4. Sarah Jane Smith in The Hand of Fear
Busy Lizzy: Handy Pandy |
As
with everything visual of the 1970’s, Croydon’s own investigate hack was caught
between the funky and the fuck-awful, making many fashion faux pas during her
TARDIS tenancy. For every angular triumph like the The Ark in Space’s combat
trousers, there are several designer disasters, such as the mini-Marple curiosity
from Robot, or the Quo groupie denim two-piece from Planet of Evil.

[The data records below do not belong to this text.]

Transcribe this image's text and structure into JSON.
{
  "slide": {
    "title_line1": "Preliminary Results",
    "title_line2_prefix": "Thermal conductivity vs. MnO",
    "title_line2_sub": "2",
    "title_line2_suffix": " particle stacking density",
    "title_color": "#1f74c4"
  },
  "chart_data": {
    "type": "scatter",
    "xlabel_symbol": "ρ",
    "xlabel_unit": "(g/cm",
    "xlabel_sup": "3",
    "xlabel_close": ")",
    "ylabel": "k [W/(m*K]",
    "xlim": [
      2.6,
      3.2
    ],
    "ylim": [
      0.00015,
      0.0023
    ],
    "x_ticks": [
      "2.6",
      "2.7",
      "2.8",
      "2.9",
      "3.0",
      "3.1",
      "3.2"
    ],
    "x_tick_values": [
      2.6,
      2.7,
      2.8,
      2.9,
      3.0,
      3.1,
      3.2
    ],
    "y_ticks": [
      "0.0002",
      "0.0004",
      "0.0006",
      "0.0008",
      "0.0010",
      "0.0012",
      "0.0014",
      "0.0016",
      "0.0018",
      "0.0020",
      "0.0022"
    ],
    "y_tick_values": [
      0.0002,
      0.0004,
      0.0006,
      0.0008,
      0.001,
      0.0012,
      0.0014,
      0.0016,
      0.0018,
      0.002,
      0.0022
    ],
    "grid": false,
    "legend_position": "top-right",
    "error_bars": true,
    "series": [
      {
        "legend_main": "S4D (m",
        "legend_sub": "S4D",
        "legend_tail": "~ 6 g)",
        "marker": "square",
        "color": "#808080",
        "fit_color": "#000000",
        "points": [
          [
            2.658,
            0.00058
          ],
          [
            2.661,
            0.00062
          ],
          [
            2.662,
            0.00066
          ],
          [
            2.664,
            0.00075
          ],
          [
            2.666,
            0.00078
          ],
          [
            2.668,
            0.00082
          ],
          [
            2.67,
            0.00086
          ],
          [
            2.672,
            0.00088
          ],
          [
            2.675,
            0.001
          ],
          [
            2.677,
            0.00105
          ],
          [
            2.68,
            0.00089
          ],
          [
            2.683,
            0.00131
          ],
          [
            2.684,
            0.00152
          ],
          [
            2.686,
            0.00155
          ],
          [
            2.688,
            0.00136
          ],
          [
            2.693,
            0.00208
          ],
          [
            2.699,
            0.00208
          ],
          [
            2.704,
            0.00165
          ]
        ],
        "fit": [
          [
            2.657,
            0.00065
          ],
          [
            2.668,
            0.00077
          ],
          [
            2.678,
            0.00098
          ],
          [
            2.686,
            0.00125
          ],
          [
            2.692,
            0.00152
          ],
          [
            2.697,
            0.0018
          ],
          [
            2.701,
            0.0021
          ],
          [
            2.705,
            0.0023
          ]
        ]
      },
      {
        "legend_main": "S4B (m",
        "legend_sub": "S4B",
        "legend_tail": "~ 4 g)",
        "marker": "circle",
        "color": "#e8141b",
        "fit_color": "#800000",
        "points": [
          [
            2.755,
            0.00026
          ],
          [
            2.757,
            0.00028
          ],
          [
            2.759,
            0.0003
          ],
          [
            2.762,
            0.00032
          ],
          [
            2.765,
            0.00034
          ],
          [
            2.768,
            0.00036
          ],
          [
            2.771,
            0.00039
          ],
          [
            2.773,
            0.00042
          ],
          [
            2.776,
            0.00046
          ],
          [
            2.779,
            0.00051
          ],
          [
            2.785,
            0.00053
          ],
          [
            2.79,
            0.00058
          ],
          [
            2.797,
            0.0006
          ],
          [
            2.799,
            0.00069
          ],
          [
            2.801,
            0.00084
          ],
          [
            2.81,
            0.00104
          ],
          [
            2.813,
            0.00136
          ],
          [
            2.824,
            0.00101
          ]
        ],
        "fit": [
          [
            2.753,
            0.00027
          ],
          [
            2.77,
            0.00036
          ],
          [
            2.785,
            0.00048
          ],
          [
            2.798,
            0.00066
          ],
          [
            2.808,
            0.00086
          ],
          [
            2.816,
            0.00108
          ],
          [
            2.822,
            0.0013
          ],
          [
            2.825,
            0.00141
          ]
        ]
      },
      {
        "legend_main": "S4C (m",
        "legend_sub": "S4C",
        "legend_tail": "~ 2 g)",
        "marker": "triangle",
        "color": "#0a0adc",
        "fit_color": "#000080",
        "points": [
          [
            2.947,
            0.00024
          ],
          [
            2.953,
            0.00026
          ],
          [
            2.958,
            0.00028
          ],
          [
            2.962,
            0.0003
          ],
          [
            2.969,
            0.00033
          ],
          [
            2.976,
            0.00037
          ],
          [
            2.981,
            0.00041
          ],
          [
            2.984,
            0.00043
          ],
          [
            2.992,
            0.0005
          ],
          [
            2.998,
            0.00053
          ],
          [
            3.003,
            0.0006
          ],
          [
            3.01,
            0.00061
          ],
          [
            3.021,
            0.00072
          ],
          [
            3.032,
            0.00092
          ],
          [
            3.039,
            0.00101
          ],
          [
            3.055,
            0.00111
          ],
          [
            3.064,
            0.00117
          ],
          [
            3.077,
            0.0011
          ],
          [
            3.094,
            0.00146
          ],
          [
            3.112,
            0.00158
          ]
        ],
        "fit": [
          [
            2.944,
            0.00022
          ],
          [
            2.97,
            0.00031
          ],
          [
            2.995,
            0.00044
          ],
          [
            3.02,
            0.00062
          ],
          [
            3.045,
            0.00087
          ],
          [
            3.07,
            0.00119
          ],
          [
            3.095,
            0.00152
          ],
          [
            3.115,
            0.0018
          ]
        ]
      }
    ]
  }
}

Unfortunately, her final regular appearance in the classic series ends on such
an insult to the eyes, you’d be forgiven for thinking that your telly had
squirted a bottle of Sarsons straight into your iris. More commonly known as
the “Andy Pandy”, just looking at her is a task in itself, so that she elicits
a genuinely emotional response at episode four’s climax stands as a remarkable
testament to Sladen’s acting ability (although the dark coat largely obscuring
the costume helps too). And let’s not even mention that violet PVC cagoule in
The Five Doctors...
3. Vorg & Shirna in Carnival of
Monsters
Aaagh! My eyes! |
I know; they’re supposed
to look tacky. In that respect, the wardrobe department’s sterling work serves
the script masterfully. Because as empty-headed, lowbrow entertainers, the
pair’s mixed palette of pastels, sequins and deely-boppers, they’re garbed to
ugly perfection. Hell, they’ve more or less come dressed as ITV.
2. The Lakertyans in
Time & The Rani
Because when you think alien, you automatically think dayglo
mullets, green pyjamas, and headbands fashioned from Laura Ashley draught
excluders.
“You were expecting someone else?”
Sorry Sixie, it’s nothing personal. But you’re a cosmic
cacophony, a kaleidoscope of clown and clutter: how did you think this would go
down? An exclamatory statement at best, a strobing migraine at all other times,
it’s a look that insults the intelligence as well as the eyes. The basic shape
is absolutely fine (but then I daresay Jimmy Nail’s silhouette is pretty bloody
hot) but the clash of colours betrays the eccentric charm we’ve come to expect
from the good Doctor. No longer the intergalactic wanderer, he’s now an
attention-seeking pillock, and that’s all without poor Colin Baker uttering a
single sentence.
Any of the costume’s disparate elements could have worked
singularly as an additional flourish – even the garish frock coat might have
been tempered by some charcoal chords and a sensible shirt. But no, we get a
dizzying jumble of Rupert the Bear trousers, question mark collars, cat lapel
badges, a fob pocket watch, orange spats, green boots, and gingham waistcoats.
As Peri sums it up so succinctly: yuk.
Colins costume might be scary to look at but that's a great thing. Its like the Ninth Doctor telling Rose that Red is the universal colour for camp and that its purple that means dAnger. Colins costume is genuinely alien and totally timeless. Peters 1930s cricket outfit is a much bigger crapfest.